Reputation: 15406
When I remove the tests to compute minimum and maximum from the loop, the execution time is actually longer than with the test. How is that possible ?
Edit : After running more test, it seems the runtime is not constant, ie the same code can run in 9 sec or 13 sec.... So it was just a repetable coincidence. Repetable until you do enough tests that is...
Some details :
CFLAGS=-Wall -O2 -fPIC -g
Some guess : bad cache interaction ?
void FillFullValues(void)
{
int i,j,k;
double X,Y,Z;
double p,q,r,p1,q1,r1;
double Ls,as,bs;
unsigned long t1, t2;
t1 = GET_TICK_COUNT();
MinLs = Minas = Minbs = 1000000.0;
MaxLs = Maxas = Maxbs = 0.0;
for (i=0;i<256;i++)
{
for (j=0;j<256;j++)
{
for (k=0;k<256;k++)
{
X = 0.4124*CielabValues[i] + 0.3576*CielabValues[j] + 0.1805*CielabValues[k];
Y = 0.2126*CielabValues[i] + 0.7152*CielabValues[j] + 0.0722*CielabValues[k];
Z = 0.0193*CielabValues[i] + 0.1192*CielabValues[j] + 0.9505*CielabValues[k];
p = X * InvXn;
q = Y;
r = Z * InvZn;
if (q>0.008856)
{
Ls = 116*pow(q,third)-16;
}
else
{
Ls = 903.3*q;
}
if (q<=0.008856)
{
q1 = 7.787*q+seiz;
}
else
{
q1 = pow(q,third);
}
if (p<=0.008856)
{
p1 = 7.787*p+seiz;
}
else
{
p1 = pow(p,third);
}
if (r<=0.008856)
{
r1 = 7.787*r+seiz;
}
else
{
r1 = pow(r,third);
}
as = 500*(p1-q1);
bs = 200*(q1-r1);
//
// cast on short int for reducing array size
//
FullValuesLs[i][j][k] = (char) (Ls);
FullValuesas[i][j][k] = (char) (as);
FullValuesbs[i][j][k] = (char) (bs);
//// Remove this and get slower code
if (MaxLs<Ls)
MaxLs = Ls;
if ((abs(Ls)<MinLs) && (abs(Ls)>0))
MinLs = Ls;
if (Maxas<as)
Maxas = as;
if ((abs(as)<Minas) && (abs(as)>0))
Minas = as;
if (Maxbs<bs)
Maxbs = bs;
if ((abs(bs)<Minbs) && (abs(bs)>0))
Minbs = bs;
//// End of Remove
}
}
}
TRACE(_T("LMax = %f LMin = %f\n"),(MaxLs),(MinLs));
TRACE(_T("aMax = %f aMin = %f\n"),(Maxas),(Minas));
TRACE(_T("bMax = %f bMin = %f\n"),(Maxbs),(Minbs));
t2 = GET_TICK_COUNT();
TRACE(_T("WhiteBalance init : %lu ms\n"), t2 - t1);
}
Upvotes: 4
Views: 260
Reputation: 15486
Maybe its the cache, maybe unrolling problems, there is only one way to answer this: look at the generated code (e.g. by using the -S
option). Maybe you can post it/or spot the difference when comparing them.

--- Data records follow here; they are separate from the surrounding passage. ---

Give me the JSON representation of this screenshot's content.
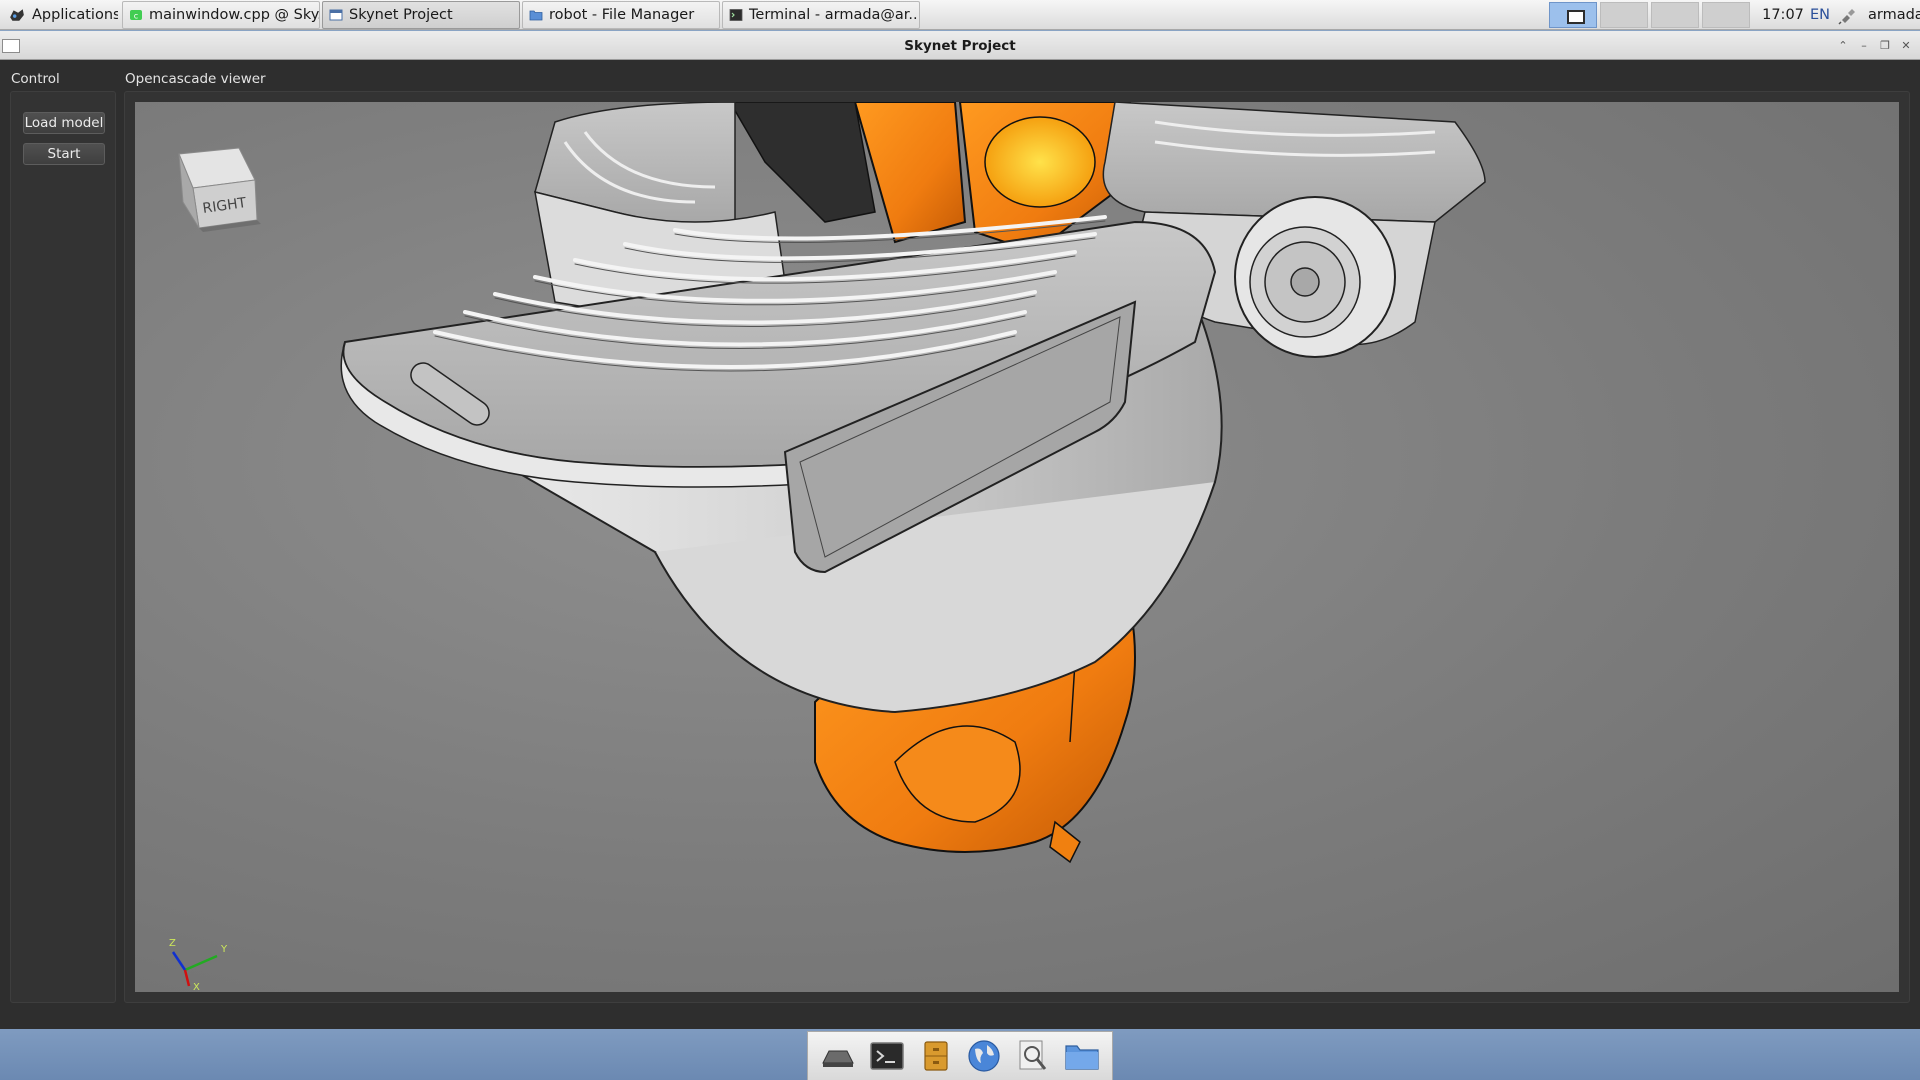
{
  "taskbar": {
    "applications_label": "Applications",
    "tasks": [
      {
        "label": "mainwindow.cpp @ Sky...",
        "icon": "qtcreator-icon"
      },
      {
        "label": "Skynet Project",
        "icon": "window-icon"
      },
      {
        "label": "robot - File Manager",
        "icon": "folder-icon"
      },
      {
        "label": "Terminal - armada@ar...",
        "icon": "terminal-icon"
      }
    ],
    "clock": "17:07",
    "keyboard_layout": "EN",
    "user": "armada"
  },
  "window": {
    "title": "Skynet Project"
  },
  "control_panel": {
    "title": "Control",
    "load_model_label": "Load model",
    "start_label": "Start"
  },
  "viewer": {
    "title": "Opencascade viewer",
    "view_cube_face": "RIGHT",
    "axis_labels": {
      "x": "X",
      "y": "Y",
      "z": "Z"
    }
  },
  "dock": {
    "items": [
      "show-desktop-icon",
      "terminal-icon",
      "file-cabinet-icon",
      "web-browser-icon",
      "app-finder-icon",
      "home-folder-icon"
    ]
  },
  "colors": {
    "robot_orange": "#f07c10",
    "metal_gray": "#b9b9b9",
    "viewport_bg": "#7a7a7a",
    "accent_blue": "#9cc0ec"
  }
}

EDIT: As you now clarified that it was just the measurement I can only recommend (or better command ;-) you, that when you want to get runtime numbers: ALWAYS put it into some loop and average it. Best to do it outside your programm (in a shell script), so your cache is not already filled with the right data.
Upvotes: 1
Reputation: 5338
I think compiler is trying to unroll the inner loop because you are removing dependency between iterations. But somehow this doesn't help in your case. Maybe because the loop is too big and using too many registers to be unrolled.
Try to turn off unrolling and post results again.
If this is the case, I would suggest you to submit a performance issue to gcc.
PS. I think you can merge if (q>0.008856)
and if (q<=0.008856)
.
Upvotes: 2